Le tort causé à long terme est aussi économique, car la dette étudiante est un fardeau qui mine la participation de bien des diplômé.es à l’économie de la province. 60% des étudiant.es du NB doivent emprunter pour faire des études, et ont une dette moyenne de 40 000$ à la fin du baccalauréat. Pas besoin d’une leçon de statistique pour comprendre qu’il y en a qui sont dans une pire situation que d’autres. Ni d’une leçon sur l’intérêt composé pour savoir que cette moyenne n’est qu’un point de départ, pas la facture finale. Bref, le besoin n’est ni partout, ni partout le même; et l’aide financière se doit de le refléter.
Les étudiant.es de première génération (ceux dont les parents n’ont pas accédé à l’éducation postsecondaire) par exemple, doivent plus souvent s’endetter pour obtenir leur diplôme, s’endettent davantage, et remboursent leur dette d’études moins vite que ceux dont les parents ont une éducation postsecondaire. S’il est vrai que les étudiant.es de famille à revenu faible ou moyen ont habituellement accès à plus d’aide financière, il n’en est pas moins vrai que cette aide est insuffisante (et ça ne va pas en s’améliorant) à couvrir le coût de la scolarité.

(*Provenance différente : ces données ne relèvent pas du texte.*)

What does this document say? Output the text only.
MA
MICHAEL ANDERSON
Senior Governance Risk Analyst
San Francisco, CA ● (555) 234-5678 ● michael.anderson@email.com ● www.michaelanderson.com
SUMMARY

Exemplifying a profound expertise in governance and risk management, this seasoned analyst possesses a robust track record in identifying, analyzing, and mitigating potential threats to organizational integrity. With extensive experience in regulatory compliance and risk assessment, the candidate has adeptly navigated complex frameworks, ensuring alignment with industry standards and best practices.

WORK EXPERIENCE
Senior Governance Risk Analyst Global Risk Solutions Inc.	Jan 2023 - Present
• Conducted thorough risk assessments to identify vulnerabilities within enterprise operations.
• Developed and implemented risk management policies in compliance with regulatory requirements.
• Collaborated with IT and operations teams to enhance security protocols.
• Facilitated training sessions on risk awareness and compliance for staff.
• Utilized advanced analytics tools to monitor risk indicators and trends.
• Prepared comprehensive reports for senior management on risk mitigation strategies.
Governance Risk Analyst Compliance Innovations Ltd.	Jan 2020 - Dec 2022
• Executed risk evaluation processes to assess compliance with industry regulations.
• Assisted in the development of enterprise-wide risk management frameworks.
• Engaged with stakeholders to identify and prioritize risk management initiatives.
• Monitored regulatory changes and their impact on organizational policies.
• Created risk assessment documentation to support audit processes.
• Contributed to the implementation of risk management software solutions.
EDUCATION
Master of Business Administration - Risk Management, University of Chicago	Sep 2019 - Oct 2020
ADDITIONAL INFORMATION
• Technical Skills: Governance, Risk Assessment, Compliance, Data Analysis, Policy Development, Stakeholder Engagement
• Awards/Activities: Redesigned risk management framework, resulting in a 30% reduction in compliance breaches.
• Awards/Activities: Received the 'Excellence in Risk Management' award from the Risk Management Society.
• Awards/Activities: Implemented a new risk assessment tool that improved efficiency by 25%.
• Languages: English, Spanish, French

Ça veut aussi dire que les difficultés à faire face au coût de tout le reste sont aussi d’un autre ordre.
Cibole, même le gouvernement provincial encourage (et de manière assez peu subtile) les étudiant.es à travailler à temps partiel pour financer leurs études. Mais il y a une limite d’heures qui peuvent être travaillées avant d’avoir un impact négatif sur les études - dans le cas de certaines bourses et surtout des prêts étudiants, trop d’heures de travail ont l’effet de réduire les montants d’aide reçue. Et puis, inévitablement, plus on travaille et moins on aura le temps de se concentrer sur les études. Et plus le diplôme est long à obtenir, plus les difficultés s’accumulent. Et plus ça s’étire, plus la circularité devient vicieuse.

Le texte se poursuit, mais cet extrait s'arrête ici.